Prevenidos telón

Por Enrique Ramal 

Día x/n: primera semana de cuarentena, desayuno café y noticias de España, por primera vez pienso en la posibilidad real de no volver a estar con mis padres. Lloro, lloro, vuelvo a llorar y me ducho, al salir veo en el celular un mensaje de audio, las voces de mi madre y de mi padre me hacen sentir el hijo más orgulloso del mundo. Queda declarado ante el Atlántico que nos separa que pase lo que pase siempre estamos juntos. 

Día x/n: hoy sí sé qué día es, hoy es el Día Mundial del Teatro, 27 de marzo. Antes de ayer fue mi cumpleaños, llevo cinco años en el Teatro Emilio S. Belaval y se han sentido como un regalo. Volveremos a abrir el telón, prevenidos. 

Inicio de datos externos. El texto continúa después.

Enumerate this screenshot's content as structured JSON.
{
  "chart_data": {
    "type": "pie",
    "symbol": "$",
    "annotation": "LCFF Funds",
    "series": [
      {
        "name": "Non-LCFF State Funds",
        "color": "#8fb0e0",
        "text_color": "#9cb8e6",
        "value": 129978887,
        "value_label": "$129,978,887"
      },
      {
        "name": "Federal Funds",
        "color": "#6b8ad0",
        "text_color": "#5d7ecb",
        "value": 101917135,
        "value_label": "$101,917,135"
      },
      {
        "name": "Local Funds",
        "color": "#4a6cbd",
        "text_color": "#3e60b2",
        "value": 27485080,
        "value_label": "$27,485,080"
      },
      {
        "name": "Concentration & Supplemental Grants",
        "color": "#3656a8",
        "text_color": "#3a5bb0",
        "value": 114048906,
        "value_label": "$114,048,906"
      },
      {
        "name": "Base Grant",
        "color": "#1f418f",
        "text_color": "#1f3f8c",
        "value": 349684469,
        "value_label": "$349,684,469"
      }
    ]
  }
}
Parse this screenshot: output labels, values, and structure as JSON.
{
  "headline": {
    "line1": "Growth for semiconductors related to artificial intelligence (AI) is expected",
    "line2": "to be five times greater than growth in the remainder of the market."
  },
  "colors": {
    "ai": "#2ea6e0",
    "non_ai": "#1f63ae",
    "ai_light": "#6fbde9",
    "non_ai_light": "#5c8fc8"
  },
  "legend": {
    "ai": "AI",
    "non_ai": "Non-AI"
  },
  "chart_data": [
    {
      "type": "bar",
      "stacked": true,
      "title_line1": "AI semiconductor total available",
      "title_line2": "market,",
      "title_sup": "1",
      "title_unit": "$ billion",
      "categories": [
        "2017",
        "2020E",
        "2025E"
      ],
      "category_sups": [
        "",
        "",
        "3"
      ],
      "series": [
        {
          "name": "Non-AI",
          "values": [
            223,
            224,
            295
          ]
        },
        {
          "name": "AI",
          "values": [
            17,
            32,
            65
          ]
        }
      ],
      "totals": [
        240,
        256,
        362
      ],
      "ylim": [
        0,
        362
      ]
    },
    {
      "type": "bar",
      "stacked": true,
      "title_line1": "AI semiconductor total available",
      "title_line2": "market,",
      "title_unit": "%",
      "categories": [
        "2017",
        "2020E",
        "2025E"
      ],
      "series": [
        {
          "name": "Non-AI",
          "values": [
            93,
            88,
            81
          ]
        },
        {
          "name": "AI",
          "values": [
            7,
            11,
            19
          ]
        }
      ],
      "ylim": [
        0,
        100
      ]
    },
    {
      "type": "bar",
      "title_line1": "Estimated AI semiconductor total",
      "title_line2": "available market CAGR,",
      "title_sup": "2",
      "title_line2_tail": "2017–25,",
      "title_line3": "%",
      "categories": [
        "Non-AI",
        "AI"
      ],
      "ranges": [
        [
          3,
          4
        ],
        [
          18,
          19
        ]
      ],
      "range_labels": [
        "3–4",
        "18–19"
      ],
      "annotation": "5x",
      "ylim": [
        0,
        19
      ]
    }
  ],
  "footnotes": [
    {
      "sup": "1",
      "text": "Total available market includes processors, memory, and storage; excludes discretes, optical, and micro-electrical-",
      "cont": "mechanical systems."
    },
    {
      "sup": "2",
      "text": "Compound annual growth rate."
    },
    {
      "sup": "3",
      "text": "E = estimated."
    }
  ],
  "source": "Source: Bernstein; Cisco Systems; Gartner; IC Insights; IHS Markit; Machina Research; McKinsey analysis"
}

Se abre el telón: Coordinación de eventos y distancia social, dicen los expertos que por un tiempo habremos de reducir los aforos a un tercio de su capacidad. Teatro Belaval: de 344 a 118. Sala Facultad: de 250 a 83. Anfiteatros: de unos 75 a unos 25. Salón Vitrales: de 45 a 15. Algo se nos ocurrirá para los camerinos y el distanciamiento social. 

Día x/n: hoy descubrí en un libro que los ninjas son como los Delfines, nunca se rinden. 

Día x/n: en la fila del colmado pienso en una frase de “El hombre y sus sueños”. “El hombre y sus sueños” de René Marqués es la última obra que nuestros estudiantes representaron en el Teatro, la frase dice: “Sólo el perro lo quería y el perro enloquece en la perrera”, me acomodo la mascarilla, hace calor, la fila casi no avanza y no tengo ni idea de por qué no olvido esa frase cuando el guardia de seguridad me ofrece hand sanitizer. 

Día x/n: casi 200,000 muertos en todo el mundo y yo me siento culpable por sentirme bien física y mentalmente. Reconozco esa culpa huracanada, la conocí después de María. 

23 de abril: hoy me examino del curso online de telepatía, el ejercicio es enviar un abrazo a toda la comunidad de Sagrado, un abrazo cálido y con llanto para el duelo y de brisa y con canto para la esperanza. 

Abrazos. 

PD: si reciben el abrazo me lo envían de vuelta para sacar ya la telepatía de la lista de “Cosas que aprender en cuarentena” y centrarme de una vez en lo importante: aprender a bailar salsa.